Every character in Bali, like those who were in Thailand in the first film, seem to have entry to impossibly chic modern bungalows; films exist about lifeguards which don't feature this much overhead swimming-pool footage. These individuals must believably occupy these luxurious, remote places to emphasize the uneasy irony of how frequently each person — even the woman wreaking vengeance upon the online stars' narcissistic falseness — nonetheless devotes much time under the light of their devices.

Nuanced Portrayals and Tech-Savvy Tension

At the same time, the director has not crafted a screed against the emptiness of the influencer industry. Though it is satisfying to watch CW exploit different internet celebrities, and a Hitchcockian sense of alignment lets us to hope she doesn’t get caught, Harder is relatively sympathetic to the major influencer characters. In the first movie, he tapped into the loneliness Madison experienced during supposedly envy-worthy vacations. Here, Harder seems to trust that merely watching Jacob at work will reveal that he’s peddling false masculinity to other gullible men; he avoids caricaturing the character.

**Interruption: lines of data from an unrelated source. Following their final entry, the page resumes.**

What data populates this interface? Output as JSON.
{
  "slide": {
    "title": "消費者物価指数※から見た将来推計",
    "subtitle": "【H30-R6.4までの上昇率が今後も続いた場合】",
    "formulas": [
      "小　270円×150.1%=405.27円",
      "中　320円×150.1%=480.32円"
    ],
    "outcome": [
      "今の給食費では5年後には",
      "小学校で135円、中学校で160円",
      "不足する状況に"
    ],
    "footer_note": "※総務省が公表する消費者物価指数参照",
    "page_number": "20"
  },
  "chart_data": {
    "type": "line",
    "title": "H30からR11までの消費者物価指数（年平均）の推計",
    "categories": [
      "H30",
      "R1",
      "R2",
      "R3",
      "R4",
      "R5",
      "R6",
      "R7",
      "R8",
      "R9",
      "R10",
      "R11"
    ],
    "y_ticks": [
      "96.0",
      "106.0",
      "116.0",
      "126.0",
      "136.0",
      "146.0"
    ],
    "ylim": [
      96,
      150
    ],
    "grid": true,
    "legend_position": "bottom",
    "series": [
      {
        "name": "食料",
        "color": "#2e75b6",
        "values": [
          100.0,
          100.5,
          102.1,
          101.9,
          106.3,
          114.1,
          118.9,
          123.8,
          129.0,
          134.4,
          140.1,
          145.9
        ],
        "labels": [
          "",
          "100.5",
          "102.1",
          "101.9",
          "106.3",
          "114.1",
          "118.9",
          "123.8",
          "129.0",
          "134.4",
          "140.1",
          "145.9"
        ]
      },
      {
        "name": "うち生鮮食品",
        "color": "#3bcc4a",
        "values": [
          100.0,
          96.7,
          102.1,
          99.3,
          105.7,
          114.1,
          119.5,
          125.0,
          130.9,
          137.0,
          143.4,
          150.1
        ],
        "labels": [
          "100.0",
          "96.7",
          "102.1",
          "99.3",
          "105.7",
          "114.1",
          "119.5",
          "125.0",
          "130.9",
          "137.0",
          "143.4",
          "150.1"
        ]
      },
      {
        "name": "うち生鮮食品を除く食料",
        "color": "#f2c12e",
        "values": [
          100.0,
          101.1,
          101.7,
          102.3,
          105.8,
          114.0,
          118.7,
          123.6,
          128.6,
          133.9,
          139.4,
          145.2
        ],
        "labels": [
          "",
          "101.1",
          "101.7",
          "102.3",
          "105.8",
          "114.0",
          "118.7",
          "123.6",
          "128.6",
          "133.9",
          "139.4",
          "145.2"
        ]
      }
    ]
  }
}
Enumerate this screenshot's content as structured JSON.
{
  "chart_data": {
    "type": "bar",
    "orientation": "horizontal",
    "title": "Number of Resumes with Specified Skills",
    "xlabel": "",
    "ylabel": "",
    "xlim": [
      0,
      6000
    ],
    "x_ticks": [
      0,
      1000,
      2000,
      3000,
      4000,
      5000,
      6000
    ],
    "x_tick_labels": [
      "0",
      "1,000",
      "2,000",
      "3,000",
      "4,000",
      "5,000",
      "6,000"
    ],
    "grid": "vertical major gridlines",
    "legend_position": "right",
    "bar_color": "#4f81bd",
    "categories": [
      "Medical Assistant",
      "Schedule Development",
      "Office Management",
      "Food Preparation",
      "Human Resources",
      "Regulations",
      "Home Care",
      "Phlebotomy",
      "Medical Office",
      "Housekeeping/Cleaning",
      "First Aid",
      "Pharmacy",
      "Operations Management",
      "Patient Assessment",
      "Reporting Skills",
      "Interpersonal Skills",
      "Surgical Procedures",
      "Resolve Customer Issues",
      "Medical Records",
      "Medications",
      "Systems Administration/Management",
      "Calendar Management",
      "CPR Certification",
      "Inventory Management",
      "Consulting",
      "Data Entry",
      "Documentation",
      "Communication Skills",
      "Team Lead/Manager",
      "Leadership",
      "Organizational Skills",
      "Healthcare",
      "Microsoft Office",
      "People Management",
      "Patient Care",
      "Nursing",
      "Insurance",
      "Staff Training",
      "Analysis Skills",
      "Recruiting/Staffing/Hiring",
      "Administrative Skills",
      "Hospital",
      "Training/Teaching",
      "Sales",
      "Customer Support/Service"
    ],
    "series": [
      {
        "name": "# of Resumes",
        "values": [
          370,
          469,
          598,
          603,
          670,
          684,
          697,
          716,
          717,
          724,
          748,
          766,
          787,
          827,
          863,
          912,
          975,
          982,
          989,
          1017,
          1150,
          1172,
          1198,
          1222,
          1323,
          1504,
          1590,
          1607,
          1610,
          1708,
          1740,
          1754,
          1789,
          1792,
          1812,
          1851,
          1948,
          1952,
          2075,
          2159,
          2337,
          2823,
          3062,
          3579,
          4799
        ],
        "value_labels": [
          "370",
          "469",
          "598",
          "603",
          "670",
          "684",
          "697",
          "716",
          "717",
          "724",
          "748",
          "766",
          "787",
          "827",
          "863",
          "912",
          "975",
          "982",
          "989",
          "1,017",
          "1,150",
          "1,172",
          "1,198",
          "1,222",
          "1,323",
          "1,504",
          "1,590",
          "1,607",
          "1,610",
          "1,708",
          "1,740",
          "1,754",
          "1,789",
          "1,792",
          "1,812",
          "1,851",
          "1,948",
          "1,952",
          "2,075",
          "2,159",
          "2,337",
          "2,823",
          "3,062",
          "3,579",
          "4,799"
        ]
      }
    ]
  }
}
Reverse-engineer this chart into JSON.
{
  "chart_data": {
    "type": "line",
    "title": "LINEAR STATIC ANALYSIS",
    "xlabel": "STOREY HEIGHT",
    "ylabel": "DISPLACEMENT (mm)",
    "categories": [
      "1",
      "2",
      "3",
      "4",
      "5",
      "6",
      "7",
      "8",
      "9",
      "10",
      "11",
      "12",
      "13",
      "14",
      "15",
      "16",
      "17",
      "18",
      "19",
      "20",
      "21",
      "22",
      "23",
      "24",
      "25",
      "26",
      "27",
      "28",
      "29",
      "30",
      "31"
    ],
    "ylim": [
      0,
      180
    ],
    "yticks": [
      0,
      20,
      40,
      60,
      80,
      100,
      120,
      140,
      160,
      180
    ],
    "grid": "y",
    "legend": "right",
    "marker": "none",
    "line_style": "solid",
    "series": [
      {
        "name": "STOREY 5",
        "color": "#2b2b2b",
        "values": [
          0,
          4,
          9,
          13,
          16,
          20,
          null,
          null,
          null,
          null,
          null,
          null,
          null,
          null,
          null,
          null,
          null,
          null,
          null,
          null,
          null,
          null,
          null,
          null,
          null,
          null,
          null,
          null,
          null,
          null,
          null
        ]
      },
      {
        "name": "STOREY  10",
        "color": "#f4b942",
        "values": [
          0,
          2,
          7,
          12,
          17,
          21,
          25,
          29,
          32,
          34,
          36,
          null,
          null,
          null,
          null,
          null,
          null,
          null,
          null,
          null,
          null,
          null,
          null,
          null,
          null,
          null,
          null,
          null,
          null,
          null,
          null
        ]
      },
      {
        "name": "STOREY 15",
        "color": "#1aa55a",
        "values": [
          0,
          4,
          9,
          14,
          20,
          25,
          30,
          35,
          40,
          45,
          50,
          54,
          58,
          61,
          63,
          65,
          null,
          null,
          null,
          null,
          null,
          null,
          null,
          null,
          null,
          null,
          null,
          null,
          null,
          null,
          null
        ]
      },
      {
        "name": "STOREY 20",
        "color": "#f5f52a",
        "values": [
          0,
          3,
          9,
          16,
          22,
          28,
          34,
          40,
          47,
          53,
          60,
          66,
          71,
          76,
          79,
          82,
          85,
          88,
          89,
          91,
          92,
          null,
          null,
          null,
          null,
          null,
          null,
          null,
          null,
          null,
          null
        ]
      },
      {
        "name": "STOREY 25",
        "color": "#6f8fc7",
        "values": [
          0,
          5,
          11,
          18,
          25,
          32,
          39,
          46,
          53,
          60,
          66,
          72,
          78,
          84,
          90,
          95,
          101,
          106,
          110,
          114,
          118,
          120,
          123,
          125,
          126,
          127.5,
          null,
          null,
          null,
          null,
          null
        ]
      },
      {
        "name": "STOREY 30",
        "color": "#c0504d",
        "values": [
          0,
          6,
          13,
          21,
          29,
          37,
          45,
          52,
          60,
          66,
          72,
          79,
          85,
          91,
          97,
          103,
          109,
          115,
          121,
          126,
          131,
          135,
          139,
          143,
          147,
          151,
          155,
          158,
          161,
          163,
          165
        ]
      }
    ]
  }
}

He even grants Jacob a degree of respect through depicting his genuine loyalty to his partner; he is two-faced, yet Ariana is a partner in his double standards, not a victim of it.

The flip side of Harder’s even-keeled presentation means it may occasionally seem as if he is acknowledging elements of modern online life without deeply exploring them further. This is particularly evident of the way he brings AI into the story, a fascinating turn that lacks the psychosexual kick it deserves. The pluralized title of Influencers could offer devotees of the original expectations of an Aliens-style escalation, and the movie does eventually provide that, with a suitably wild final act. But before that, it’s more like a polished Hitchcock thriller than an wild-eyed, technology-obsessed Brian De Palma thriller. Influencers’ heavy use of real-world locations may also be what keeps it from coming across like pure nightmare fuel. Our society may be overrun with always-online creators, digital deception, and exploitative travel, but the world itself is still here, at least for now.

Jade Anderson
Jade Anderson

Lena is a dedicated gaming journalist with a passion for exploring indie games and industry trends.